Battery Chargers – Types and Tips
No matter what type of a rechargeable battery you use, you will surely need a battery charger to replenish power to it once it is depleted or drained.
Based on the charging processes that they operate with, chargers can be divided in two main types or groups.
One process is called Timer-Controlled Charging and the other process is Smart Charging. There is a difference in price between the two but more importantly, a significant difference in the way they perform the task of charging your batteries.
TIMER CONTROL Chargers
As the name implies, these chargers operate with an automatic shut off timer that is predetermined and built in during manufacturing. Charging time for different chargers range from 4 hours for some to 27 hours for others. Regardless of how long they charge for, the point is that they stop charging automatically at this pre-defined amount of time. Timer Control Battery chargers are inexpensive but keep in mind that all they do is charge the batteries for preliminary set amount of time. This means that all the batteries receive the same amount of charge. But what happens when some batteries need less, or more? Some batteries might have been used a little bit and only require a small topping off. Respectively other batteries could be almost dead at the time of charge and need more than 12 hours of charging. If this is the case, then some batteries become overcharged and some batteries remain undercharged. Be careful because batteries that have become overcharged, are ruined. Batteries that are undercharged are not ruined – but they won’t give you the run time they were intended to deliver. And sooner rather than later, they’ll need to be charged again. With all this, less than outstanding news, why would people still choose timer-control battery chargers? Simple. The price of this type of charger is much less expensive than smart chargers and oftentimes it’s just a matter of budget.

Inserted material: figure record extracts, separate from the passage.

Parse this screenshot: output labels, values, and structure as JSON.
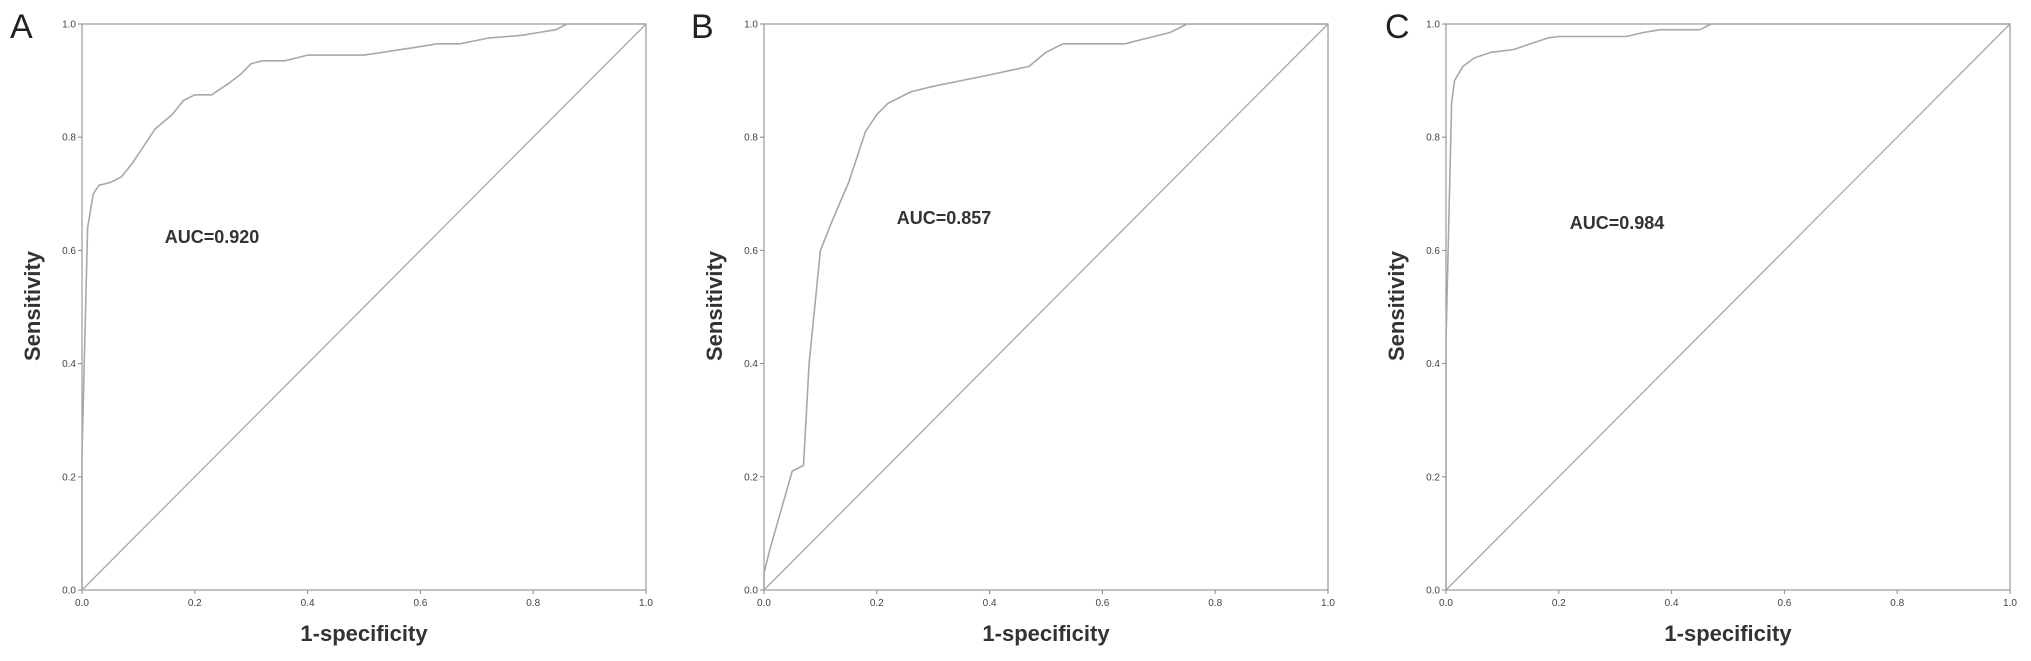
{
  "chart_data": [
    {
      "type": "line",
      "panel": "A",
      "annotation": "AUC=0.920",
      "xlabel": "1-specificity",
      "ylabel": "Sensitivity",
      "xlim": [
        0,
        1
      ],
      "ylim": [
        0,
        1
      ],
      "xticks": [
        "0.0",
        "0.2",
        "0.4",
        "0.6",
        "0.8",
        "1.0"
      ],
      "yticks": [
        "0.0",
        "0.2",
        "0.4",
        "0.6",
        "0.8",
        "1.0"
      ],
      "series": [
        {
          "x": [
            0,
            0,
            0.01,
            0.02,
            0.03,
            0.05,
            0.07,
            0.09,
            0.11,
            0.13,
            0.16,
            0.18,
            0.2,
            0.23,
            0.26,
            0.28,
            0.3,
            0.32,
            0.36,
            0.4,
            0.5,
            0.6,
            0.63,
            0.67,
            0.72,
            0.78,
            0.81,
            0.84,
            0.86,
            1
          ],
          "y": [
            0,
            0.24,
            0.64,
            0.7,
            0.715,
            0.72,
            0.73,
            0.755,
            0.785,
            0.815,
            0.84,
            0.865,
            0.875,
            0.875,
            0.895,
            0.91,
            0.93,
            0.935,
            0.935,
            0.945,
            0.945,
            0.96,
            0.965,
            0.965,
            0.975,
            0.98,
            0.985,
            0.99,
            1.0,
            1.0
          ]
        },
        {
          "x": [
            0,
            1
          ],
          "y": [
            0,
            1
          ]
        }
      ]
    },
    {
      "type": "line",
      "panel": "B",
      "annotation": "AUC=0.857",
      "xlabel": "1-specificity",
      "ylabel": "Sensitivity",
      "xlim": [
        0,
        1
      ],
      "ylim": [
        0,
        1
      ],
      "xticks": [
        "0.0",
        "0.2",
        "0.4",
        "0.6",
        "0.8",
        "1.0"
      ],
      "yticks": [
        "0.0",
        "0.2",
        "0.4",
        "0.6",
        "0.8",
        "1.0"
      ],
      "series": [
        {
          "x": [
            0,
            0,
            0.01,
            0.03,
            0.05,
            0.07,
            0.08,
            0.1,
            0.12,
            0.15,
            0.17,
            0.18,
            0.2,
            0.22,
            0.24,
            0.26,
            0.3,
            0.35,
            0.4,
            0.47,
            0.5,
            0.53,
            0.6,
            0.64,
            0.68,
            0.72,
            0.75,
            1
          ],
          "y": [
            0,
            0.03,
            0.07,
            0.14,
            0.21,
            0.22,
            0.4,
            0.6,
            0.65,
            0.72,
            0.78,
            0.81,
            0.84,
            0.86,
            0.87,
            0.88,
            0.89,
            0.9,
            0.91,
            0.925,
            0.95,
            0.965,
            0.965,
            0.965,
            0.975,
            0.985,
            1.0,
            1.0
          ]
        },
        {
          "x": [
            0,
            1
          ],
          "y": [
            0,
            1
          ]
        }
      ]
    },
    {
      "type": "line",
      "panel": "C",
      "annotation": "AUC=0.984",
      "xlabel": "1-specificity",
      "ylabel": "Sensitivity",
      "xlim": [
        0,
        1
      ],
      "ylim": [
        0,
        1
      ],
      "xticks": [
        "0.0",
        "0.2",
        "0.4",
        "0.6",
        "0.8",
        "1.0"
      ],
      "yticks": [
        "0.0",
        "0.2",
        "0.4",
        "0.6",
        "0.8",
        "1.0"
      ],
      "series": [
        {
          "x": [
            0,
            0,
            0.01,
            0.015,
            0.03,
            0.05,
            0.08,
            0.12,
            0.15,
            0.18,
            0.2,
            0.32,
            0.35,
            0.38,
            0.45,
            0.47,
            1
          ],
          "y": [
            0,
            0.44,
            0.86,
            0.9,
            0.925,
            0.94,
            0.95,
            0.955,
            0.965,
            0.975,
            0.978,
            0.978,
            0.985,
            0.99,
            0.99,
            1.0,
            1.0
          ]
        },
        {
          "x": [
            0,
            1
          ],
          "y": [
            0,
            1
          ]
        }
      ]
    }
  ]
}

The best part about Smart Chargers is that they have the ability to treat each battery individually. This means that each battery receives charge to the degree it requires it. One battery might be half full and only need to replenished half. Another battery might be 75% empty and would need and receive 75% the topping off power. This is quite an amazing technology! Yes, it costs more than does a timer control charger but no batteries can become over or undercharged with it. Over time, this higher price, greatly become absorbed by the preservation of batteries it gives you. Your entire battery inventory can no longer be at risk for ruin, with a smart battery charger.
TIPS when choosing a charger
- Use the correct charger for the intended battery chemistry. Most chargers serve one chemistry only. Make sure that the battery voltage agrees with the charger. Do not charge if different.
- The Ah rating of a battery can be marginally different than specified. Charging a larger battery will take a bit longer than a smaller pack and vice versa. Do not charge if the Ah rating deviates too much (more than 25 percent).
- A high-wattage charger shortens the charge time but there are limitations as to how fast a battery can be charged. Ultra-fast charging causes stress.
- A lead acid charger should switch to float charge when fully saturated; a nickel-based charger must switch to trickle charge when full. Li-ion cannot absorb overcharge and receives no trickle charge. Trickle charge and float charges compensate for the losses incurred by self-discharge.
- Chargers should have a temperature override to end charge on a faulty battery.
- Observe charge temperature. Lead acid batteries should stay lukewarm to the touch; nickel-based batteries will get warm towards the end of charge but must cool down on “ready”. Li-ion should not rise more than 10ºC (18ºF) above ambient when reaching full charge.
- Check battery temperature when using a low-cost charger. Remove battery when warm.
- Charge at room temperature. Charge acceptance drops when cold. Li-ion cannot be charged below freezing.